La carte répertorie l'ensemble des nodules commerciaux du territoire étudié. Un nodule commercial est une concentration spatiale de points de vente sur un espace limité (une rue, un ensemble de rues voire un quartier).

Les conditions d'existence d'un nodule sont définies par des critères objectifs et quantitatifs tels que la taille (en nombre de commerces et/ou en surface de vente nette), la concentration spatiale (en nombre de commerce par unité de distance) et/ou le rayonnement (en population recrutée).

Dans le cadre de cette étude, seuls les nodules dépassant une taille approximative (surface de vente nette) 10 000 m² ont été retenus. Chacun de ces nodules présente les informations suivantes :

o    un identifiant, un nom et le pays de localisation ;
o    la surface de vente nette totale ;
o    le nombre de points de vente total ;
o    la taille moyenne des commerces ;
o    le rayonnement.

Carte : L’offre transfrontalière en commerce de détail

Carte : L’offre transfrontalière en commerce de détail

Guénaël Devillet, Mathieu Jaspard, Juan Vazquez Parras, Université de Liège

Le rayonnement est la capacité d'un nodule à attirer un nombre plus ou moins important de clients sur une zone définie. Cette capacité est notamment liée à la taille et la structure commerciale du nodule, mais également aux enseignes et aux concepts de vente présents. Il est possible de distinguer trois types de nodules sur base du rayonnement :

  • les nodules locaux qui répondent généralement aux premiers besoins (alimentation, services et commerces de proximité…) d'une clientèle proche, localisée dans une zone très limitée (généralement 5 minutes-voiture) ;
  • les nodules supralocaux dont l'offre est suffisamment importante et/ou variée pour attirer un grand nombre de chalands, sur une zone allant au-delà du village ou de la commune (généralement de 5 à 20 minutes-voiture) ;
  • les nodules régionaux, généralement des grands centres-villes ou des équipements spécialisés, qui, grâce à leur offre très importante et la présence d'enseignes et concepts rares, arrivent à polariser de larges zones (souvent entre 30 et 60 minutes-voiture) et recrutent un grand nombre de clients.

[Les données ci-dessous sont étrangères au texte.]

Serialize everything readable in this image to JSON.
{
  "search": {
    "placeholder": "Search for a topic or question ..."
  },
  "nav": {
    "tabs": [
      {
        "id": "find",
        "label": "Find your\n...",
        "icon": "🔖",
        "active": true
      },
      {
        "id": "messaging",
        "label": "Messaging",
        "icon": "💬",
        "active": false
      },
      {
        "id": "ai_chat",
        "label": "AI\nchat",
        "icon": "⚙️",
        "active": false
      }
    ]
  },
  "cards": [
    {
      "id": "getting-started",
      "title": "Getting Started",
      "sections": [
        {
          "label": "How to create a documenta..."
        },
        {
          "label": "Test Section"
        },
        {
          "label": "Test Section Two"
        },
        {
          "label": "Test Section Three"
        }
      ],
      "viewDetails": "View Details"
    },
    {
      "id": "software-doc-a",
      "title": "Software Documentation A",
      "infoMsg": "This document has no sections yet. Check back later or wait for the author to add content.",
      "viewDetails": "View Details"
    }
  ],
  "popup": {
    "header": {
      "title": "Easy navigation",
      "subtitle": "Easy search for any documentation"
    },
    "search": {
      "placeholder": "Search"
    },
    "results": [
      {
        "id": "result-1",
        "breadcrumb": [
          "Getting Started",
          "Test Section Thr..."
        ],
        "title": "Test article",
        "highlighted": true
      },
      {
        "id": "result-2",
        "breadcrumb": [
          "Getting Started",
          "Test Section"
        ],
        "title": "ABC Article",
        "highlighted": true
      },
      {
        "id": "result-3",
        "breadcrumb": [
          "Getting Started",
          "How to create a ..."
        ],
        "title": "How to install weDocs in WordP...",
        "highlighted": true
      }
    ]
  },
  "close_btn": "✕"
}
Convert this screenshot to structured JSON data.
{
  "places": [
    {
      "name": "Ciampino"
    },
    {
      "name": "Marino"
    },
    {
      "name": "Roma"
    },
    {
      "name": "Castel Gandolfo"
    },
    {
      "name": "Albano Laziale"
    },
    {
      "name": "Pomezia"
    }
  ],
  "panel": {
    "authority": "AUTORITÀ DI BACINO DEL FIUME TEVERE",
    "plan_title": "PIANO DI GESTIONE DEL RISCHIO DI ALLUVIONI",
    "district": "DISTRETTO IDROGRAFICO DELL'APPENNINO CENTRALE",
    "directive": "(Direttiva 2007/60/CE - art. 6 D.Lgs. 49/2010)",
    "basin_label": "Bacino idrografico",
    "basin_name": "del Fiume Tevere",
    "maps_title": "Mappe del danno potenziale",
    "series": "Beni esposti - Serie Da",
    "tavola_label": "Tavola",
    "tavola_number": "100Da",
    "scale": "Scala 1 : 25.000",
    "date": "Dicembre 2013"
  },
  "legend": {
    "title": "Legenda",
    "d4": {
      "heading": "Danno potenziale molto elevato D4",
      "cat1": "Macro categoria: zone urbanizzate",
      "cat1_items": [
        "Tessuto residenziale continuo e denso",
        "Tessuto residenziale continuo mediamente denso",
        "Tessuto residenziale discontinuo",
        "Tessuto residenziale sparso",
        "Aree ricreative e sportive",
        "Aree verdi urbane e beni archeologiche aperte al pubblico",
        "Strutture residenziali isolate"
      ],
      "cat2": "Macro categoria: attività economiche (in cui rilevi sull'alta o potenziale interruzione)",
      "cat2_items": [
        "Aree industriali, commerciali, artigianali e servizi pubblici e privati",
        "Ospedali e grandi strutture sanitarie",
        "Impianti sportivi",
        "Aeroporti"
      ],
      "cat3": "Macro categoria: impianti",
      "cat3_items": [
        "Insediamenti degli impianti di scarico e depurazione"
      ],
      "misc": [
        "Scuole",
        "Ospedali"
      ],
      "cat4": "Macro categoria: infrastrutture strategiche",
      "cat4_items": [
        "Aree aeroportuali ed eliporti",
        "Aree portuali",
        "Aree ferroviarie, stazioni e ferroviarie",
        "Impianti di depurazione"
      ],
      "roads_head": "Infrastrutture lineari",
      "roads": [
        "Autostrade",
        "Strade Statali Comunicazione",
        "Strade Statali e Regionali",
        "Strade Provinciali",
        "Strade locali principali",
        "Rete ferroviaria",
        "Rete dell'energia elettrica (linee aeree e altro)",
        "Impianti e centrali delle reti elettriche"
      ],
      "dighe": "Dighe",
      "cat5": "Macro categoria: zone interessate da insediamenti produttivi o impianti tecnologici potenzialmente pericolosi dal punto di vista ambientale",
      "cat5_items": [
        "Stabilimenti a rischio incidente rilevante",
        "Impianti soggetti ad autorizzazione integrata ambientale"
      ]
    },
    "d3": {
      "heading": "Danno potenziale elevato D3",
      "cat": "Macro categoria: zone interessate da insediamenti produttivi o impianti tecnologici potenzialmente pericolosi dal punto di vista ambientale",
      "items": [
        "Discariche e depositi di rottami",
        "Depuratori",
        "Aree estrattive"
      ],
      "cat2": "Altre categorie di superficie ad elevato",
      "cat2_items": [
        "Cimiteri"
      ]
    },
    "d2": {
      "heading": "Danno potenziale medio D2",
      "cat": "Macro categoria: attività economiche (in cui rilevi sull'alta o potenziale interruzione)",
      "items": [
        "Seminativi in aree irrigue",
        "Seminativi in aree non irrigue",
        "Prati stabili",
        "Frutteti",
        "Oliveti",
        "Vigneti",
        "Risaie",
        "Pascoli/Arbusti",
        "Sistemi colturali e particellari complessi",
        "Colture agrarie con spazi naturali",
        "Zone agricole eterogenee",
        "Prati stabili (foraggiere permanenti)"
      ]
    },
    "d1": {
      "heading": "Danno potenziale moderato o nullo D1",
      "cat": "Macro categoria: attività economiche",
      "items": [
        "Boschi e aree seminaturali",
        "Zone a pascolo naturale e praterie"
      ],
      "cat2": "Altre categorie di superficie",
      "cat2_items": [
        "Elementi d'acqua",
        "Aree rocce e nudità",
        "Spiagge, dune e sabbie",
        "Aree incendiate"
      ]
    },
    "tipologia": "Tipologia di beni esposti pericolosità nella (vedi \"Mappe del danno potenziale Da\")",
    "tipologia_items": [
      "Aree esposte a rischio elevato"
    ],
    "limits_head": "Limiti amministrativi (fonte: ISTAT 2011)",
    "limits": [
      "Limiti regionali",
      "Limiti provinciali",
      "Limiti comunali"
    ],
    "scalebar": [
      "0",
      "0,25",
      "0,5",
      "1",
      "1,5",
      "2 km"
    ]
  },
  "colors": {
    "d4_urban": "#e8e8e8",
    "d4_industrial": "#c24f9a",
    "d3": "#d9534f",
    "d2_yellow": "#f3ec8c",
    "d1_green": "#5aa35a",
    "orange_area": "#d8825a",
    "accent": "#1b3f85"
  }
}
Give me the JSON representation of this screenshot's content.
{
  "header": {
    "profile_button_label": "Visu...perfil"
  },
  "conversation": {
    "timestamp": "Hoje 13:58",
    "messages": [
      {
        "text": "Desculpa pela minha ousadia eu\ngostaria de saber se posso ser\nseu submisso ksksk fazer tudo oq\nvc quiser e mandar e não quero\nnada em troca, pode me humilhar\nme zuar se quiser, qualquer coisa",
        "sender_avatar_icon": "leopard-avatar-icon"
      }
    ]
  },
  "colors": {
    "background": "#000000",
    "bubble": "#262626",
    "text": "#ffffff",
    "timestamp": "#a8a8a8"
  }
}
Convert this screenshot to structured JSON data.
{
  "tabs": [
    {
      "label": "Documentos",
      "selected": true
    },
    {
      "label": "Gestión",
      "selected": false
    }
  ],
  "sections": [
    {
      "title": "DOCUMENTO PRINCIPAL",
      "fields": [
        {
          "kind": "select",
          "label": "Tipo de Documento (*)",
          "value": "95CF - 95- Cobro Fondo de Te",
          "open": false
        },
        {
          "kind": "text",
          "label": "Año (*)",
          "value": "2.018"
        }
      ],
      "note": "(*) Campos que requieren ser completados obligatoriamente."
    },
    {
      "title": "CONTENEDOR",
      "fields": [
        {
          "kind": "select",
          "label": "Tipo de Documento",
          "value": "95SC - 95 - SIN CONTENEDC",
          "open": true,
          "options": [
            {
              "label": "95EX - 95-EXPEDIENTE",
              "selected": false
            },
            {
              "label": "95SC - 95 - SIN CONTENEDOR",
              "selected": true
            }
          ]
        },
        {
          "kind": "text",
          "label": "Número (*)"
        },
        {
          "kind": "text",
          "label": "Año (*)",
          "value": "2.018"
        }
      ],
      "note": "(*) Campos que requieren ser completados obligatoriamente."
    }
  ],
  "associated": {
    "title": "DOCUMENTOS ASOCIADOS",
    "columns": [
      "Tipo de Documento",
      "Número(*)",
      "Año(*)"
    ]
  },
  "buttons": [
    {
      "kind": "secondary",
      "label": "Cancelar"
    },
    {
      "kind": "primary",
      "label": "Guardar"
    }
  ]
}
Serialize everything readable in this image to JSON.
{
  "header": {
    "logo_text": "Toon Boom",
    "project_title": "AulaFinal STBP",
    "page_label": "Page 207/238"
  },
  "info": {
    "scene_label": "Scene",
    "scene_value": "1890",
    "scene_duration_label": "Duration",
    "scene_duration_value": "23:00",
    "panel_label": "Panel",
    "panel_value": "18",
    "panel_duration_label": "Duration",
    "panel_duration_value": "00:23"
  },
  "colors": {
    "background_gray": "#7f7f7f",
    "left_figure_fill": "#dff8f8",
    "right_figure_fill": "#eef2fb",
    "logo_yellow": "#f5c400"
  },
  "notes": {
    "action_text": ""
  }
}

Leroy Merlin à Forbach, grande surface de bricolage
Photo : Hanel 2009

Finalement, afin d'appréhender la structure commerciale des nodules, la surface de vente nette est également répartie suivant les principaux domaines de vente :

  • alimentation (supermarché, épicerie, boucherie…) ;
  • équipement de la personne (vêtements, chaussures, accessoires…) ;
  • équipement de la maison (meubles, matériaux, bricolage, décoration…) ;
  • loisirs (sport, culture…) ;
  • horeca ;
  • services à caractère commercial (banque, coiffeur, salle de sport…).
Méthode de relevé et phasage
L'acquisition des données est effectuée via des relevés de terrain. La méthode consiste à relever de manière systématique tous les points de vente des rues composant le nodule commercial étudié. Pour chaque point de vente, une série d’informations est relevée (nom de l’enseigne, adresse, nature commerciale, surface de vente…) et peut, après traitements, être compilée pour délivrer des informations quantitatives pour l'entièreté du nodule.

La base de données a été construite à partir des informations acquises lors de trois campagnes de relevé :

  • la première a été réalisée dans le courant du mois de mars de l’année 2010 et concerne les régions luxembourgeoises (sauf le nord du pays) et françaises, ainsi que la ville de Trèves ;
  • la deuxième a été réalisée dans le courant du mois de février 2011 et concerne les nodules belges ;
  • la troisième a été réalisée dans le courant du mois d'avril 2012 et couvre la partie restante des territoires luxembourgeois, allemand et français : les agglomérations de Sarrebruck et Bitburg ainsi que le nord du Luxembourg.

Organisation spatiale
De manière générale, l'offre commerciale de la zone d’étude se concentre essentiellement à proximité des grandes agglomérations urbaines (Luxembourg-ville, Longwy, Arlon, Sarrebruck…), que ce soit en position centrale (centres-villes traditionnels) ou périphérique, le long des principaux axes routiers.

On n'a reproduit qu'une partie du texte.